Несмотря на жару, Ребекка почувствовала, что ее пробирает легкая дрожь.

– Какая ужасная история! Однако, хотя рассказанное вами полностью согласуется со всем остальным, что мне удалось узнать ранее, в него трудно поверить. Это даже хуже, чем в романе ужасов Хораса Уолпола[13] «Замок Отранто». – Она покраснела. – Я никогда никому не говорила, что читала его. Моих родителей хватил бы удар, я в этом уверена. То, что вы рассказали, просто невероятно. Мне сейчас кажется, что я сплю и все это кошмарный сон.

– Боюсь, что это не сон, – вздохнула Люти – Я не знакома с книгой, о которой вы говорите, но думаю, в реальной жизни человек способен совершить такие ужасные вещи, какие недоступны никакому воображению. Относясь с большим уважением к вам, я все же полагаю, что вы в своей жизни видели не так уж много жестокого и порочного.

– Это сущая правда, Люти, – слабо улыбнулась Ребекка. – Но здесь, на этом острове, я, кажется, наверстываю упущенное.

Обе женщины замолкли, погрузившись каждая в свои мысли.

– А Элисе очень повезло, – неожиданно произнесла Ребекка, – что рядом с ней была ваша мама. Они, наверное, были очень близки.

– Да. Моя мама была единственным человеком, которому доверяла Элиса. О родителях говорить не стоит, вы сами знаете, как они с ней поступили. Так что Бесс была единственной, на кого Элиса могла рассчитывать.

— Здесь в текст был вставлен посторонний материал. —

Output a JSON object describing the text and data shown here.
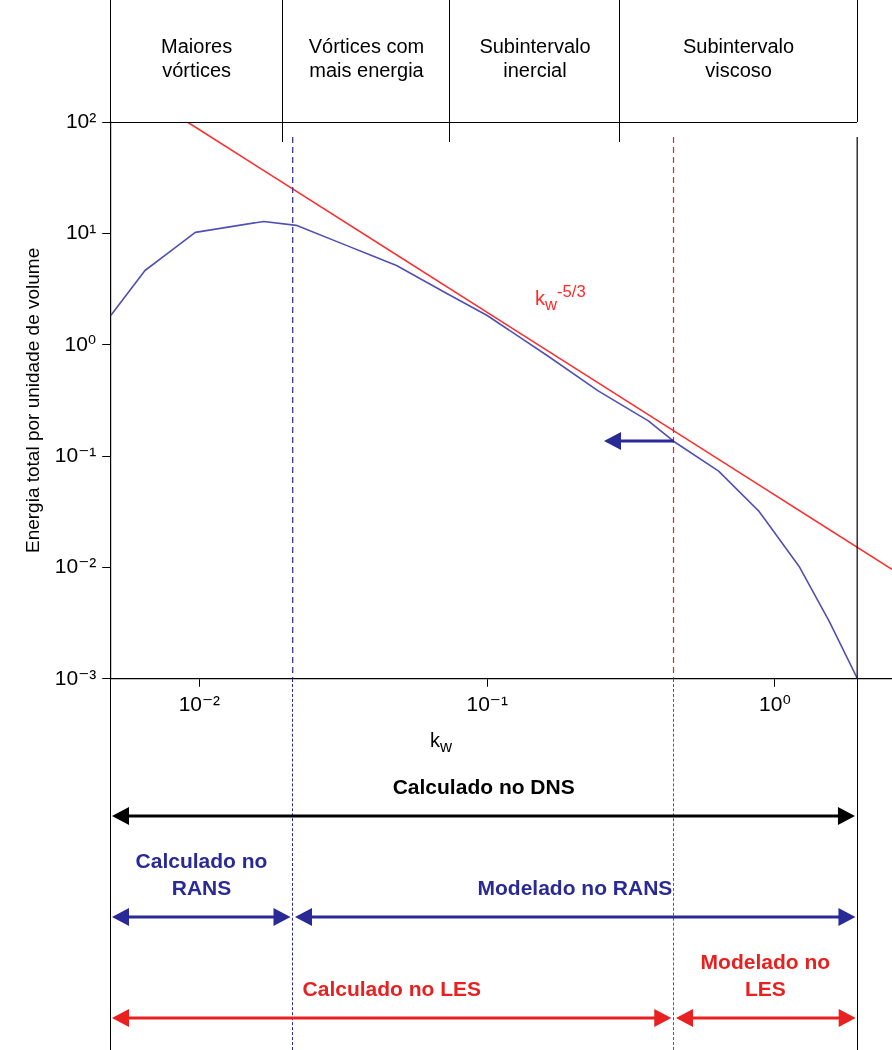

– Они ведь потом переехали в «Дом мечты». Элису не угнетало, что ей пришлось жить в доме, где творились такие мерзости?

Люти пожала плечами:

– Это не имело уже никакого значения, потому что у них не было выбора. Опекуны Эдуарда решили купить плантацию Хантун, деньги за которую Элиса должна была получить после достижения совершеннолетия. Разумеется, покупка плантации включала также приобретение всех рабов, включая мою маму. У Хантунов не оказалось никаких родственников, поэтому идти Элисе было совершенно некуда.

– Но все-таки как получилось, что дядя и тетя Эдуарда решили взять Элису к себе?

– Я понимаю, таково было желание Эдуарда. Они с Элисой – друзья с самого детства, и поскольку он был будущим хозяином, дядя и тетя согласились. Кроме того, они, видимо, думали, что присутствие в доме сверстницы поможет Эдуарду быстрее оправиться от потрясения, вызванного смертью родителей.

Ребекка вспомнила, в каких позах были изображены дети на гравюрах, и невольно вздрогнула, что не укрылось от внимания Люти.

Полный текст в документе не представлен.